The crypto-native GPU path remains strategically important. StakeHub can orchestrate off-chain proving using Akash or io.net GPU capacity, generate Halo2 proofs with an optimized backend, and submit only the proof and public action data to PFTL. PFTL remains the verifier; StakeHub handles execution; the GPU layer supplies compute.
That is the right separation of concerns. CPU projections have now been replaced with measurements; GPU remains the next measurement gap.
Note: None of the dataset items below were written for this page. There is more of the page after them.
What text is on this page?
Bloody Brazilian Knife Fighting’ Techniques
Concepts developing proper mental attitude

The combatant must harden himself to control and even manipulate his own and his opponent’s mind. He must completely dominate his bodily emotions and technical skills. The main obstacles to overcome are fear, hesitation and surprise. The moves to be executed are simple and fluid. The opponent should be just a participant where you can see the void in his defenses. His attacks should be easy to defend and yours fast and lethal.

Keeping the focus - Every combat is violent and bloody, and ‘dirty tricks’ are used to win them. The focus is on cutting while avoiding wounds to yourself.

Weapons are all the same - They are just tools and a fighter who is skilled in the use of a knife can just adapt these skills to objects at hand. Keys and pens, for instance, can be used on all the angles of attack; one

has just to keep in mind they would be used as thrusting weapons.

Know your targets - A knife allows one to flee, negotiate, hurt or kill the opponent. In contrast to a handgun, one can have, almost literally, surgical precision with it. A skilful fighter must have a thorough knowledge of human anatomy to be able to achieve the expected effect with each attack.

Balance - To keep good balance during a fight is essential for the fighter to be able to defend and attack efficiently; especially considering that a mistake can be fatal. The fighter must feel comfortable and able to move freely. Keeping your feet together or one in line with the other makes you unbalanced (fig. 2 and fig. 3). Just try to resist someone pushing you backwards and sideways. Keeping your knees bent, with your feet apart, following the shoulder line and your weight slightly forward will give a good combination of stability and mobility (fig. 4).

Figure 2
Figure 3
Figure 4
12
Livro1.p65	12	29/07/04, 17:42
Implementation: postfiatl1v2 branch navcoin-market-ops-envelope, crates/privacy_orchard/src/asset_orchard_circuit.rs (the circuit), asset_orchard_sinsemilla.rs (the note-commitment gadget), verify.rs (the consensus verifier). Design spec: docs/specs/asset-orchard-swap-circuit-design-v2.md (TIH-reviewed, GPT-5.5-pro-rewritten). Current evidence: internal code review with 10 findings fixed, a live a651 ↔ pfUSDC shielded swap on the 6-validator WAN devnet, and measured CPU prover benchmarks on 2026-06-20. Pending: external audit, mainnet deployment, load testing, deeper CPU profiling, and GPU prover benchmarks.